If you are a plugin author and you are using background threads to call XPLM APIs, please stop doing this now. Please plan to fix this in your plugin as soon as possible. The change will probably not make things any worse – my current idea is to no-op the calls, just like we did with terrain probes. But if your plugin is using these async calls and sometimes succeeding but sometimes crashing, you’re going to stop seeing the crashing and the sometimes lucky “success”.
I’m working with Tyler and Jennifer on a docs update now – hopefully this week all of the docs should be completely consistent. But they’re going to say what I’ve said above: no calls to the XPLM on worker threads.

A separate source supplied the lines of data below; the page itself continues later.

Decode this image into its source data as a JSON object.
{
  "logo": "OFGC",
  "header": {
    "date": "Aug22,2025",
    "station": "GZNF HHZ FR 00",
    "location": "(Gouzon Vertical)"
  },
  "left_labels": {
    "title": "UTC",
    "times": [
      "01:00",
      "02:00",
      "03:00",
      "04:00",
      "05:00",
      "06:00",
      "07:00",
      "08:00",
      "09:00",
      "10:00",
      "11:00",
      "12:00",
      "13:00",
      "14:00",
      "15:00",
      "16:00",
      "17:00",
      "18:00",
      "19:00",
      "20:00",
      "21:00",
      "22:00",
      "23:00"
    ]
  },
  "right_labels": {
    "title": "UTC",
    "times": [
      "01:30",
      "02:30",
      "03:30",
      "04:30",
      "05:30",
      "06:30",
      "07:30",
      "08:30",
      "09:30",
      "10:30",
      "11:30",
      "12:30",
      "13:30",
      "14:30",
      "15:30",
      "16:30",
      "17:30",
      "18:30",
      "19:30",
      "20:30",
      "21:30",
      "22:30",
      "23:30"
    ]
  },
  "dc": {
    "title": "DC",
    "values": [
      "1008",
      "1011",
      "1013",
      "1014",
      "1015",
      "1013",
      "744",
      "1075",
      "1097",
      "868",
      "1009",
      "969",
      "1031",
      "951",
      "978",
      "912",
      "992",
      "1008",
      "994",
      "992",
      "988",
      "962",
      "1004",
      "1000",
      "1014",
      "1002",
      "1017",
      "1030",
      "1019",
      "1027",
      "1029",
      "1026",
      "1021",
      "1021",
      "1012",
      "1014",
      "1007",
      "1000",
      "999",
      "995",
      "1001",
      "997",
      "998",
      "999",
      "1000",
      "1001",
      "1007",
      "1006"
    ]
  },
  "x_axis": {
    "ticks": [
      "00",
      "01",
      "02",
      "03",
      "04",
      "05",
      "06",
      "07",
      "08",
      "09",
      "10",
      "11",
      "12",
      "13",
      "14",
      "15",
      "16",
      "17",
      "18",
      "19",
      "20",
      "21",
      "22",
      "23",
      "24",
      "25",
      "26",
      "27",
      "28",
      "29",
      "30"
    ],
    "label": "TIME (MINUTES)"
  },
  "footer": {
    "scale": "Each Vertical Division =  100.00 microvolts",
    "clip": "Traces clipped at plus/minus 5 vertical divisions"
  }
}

Will We Ever Be Thread-Safe?
Sandy and I did some work back in the XPLM 2.0 days to start making the SDK partly thread-safe. This work was not completed, but the idea was to at least make a small number of APIs callable from worker threads. For example, by making flight loop callbacks schedulable from worker threads, a plugin could “wake up” SDK code from an async IO callback. That idea still makes some sense and we may get there someday.
For expensive tasks, we’ve already made API changes to address the underlying performance problems. For example, you can’t load an object synchronously from a thread, but you can ask us to load it asynchronously and call you back, and we use one of our threads to offload the work.
Some APIs I expect to never be thread safe. For example, we can’t sanely provide a threaded API to datarefs because we can’t promise that the plugin on the other side of the call is thread-safe. Given that a dataref read function can call other datarefs or other arbitrary plugin code, the opportunity for dead-locks is limitless.
Tyler’s Fever Dream
I should mention something that Tyler has been looking at as a future SDK initiative. This is somewhere between pie-in-the-sky and a fever-dream: plugins running asynchronously in separate processes.
The idea is to have a version of the main SDK APIs that are “fundamentally asynchronous” (e.g. the response comes later and that’s baked into the contract). This would allow plugins to run in another process, with results being communicated via IPC. Out-of-process plugins would have a bunch of advantages:
- You could write a plugin in pretty much any language we can write a binding for. Right now, plugins must fit into an unmanaged DLL inside X-Plane; this would allow the full “async API” to be used in .net or even Matlab. The requirement would only be that the plugin “app” environment be able to host unmanaged C code. This is a much less difficult requirement to meet.
- Plugins would be isolated by process boundaries; if a plugin crashes, the sim keeps running. Plugins can’t go around trashing each other’s memory.
- Use of multiple cores for plugin CPU processing is basically free, because the plugins can execute in parallel.*
- Plugins can each have their own CEF instance – or any other library that doesn’t like to be multiply instantiated in a single process.
One of the major hurdles to implementing an API like this was sharing graphics across the process boundary. As it turns out, we have to solve this problem for Vulkan anyway – the same APIs that share surfaces between Metal/Vulkan and OpenGL are IPC-friendly from day 1. So a 2-d plugin OpenGL window in Vulkan doesn’t have to be in X-Plane’s process.
I don’t see async plugins ever replacing 100% of in-process plugins, and this isn’t a plan to kill off the current C API. But I do think out-of-process plugins would be a much better fit for a wide range of plugin tasks.
* Users familiar with game programming will appreciate one of the fundamental dangers here: plugins in other processes might steal oversubscribed cores from the sim itself, causing stutters and unreliable framerate. Tyler and I have talked about that a little bit, and have some ideas for taking plugin background work into account and giving plugins ways to opt in and say “please run this background work for me at a time that won’t hose framerate.”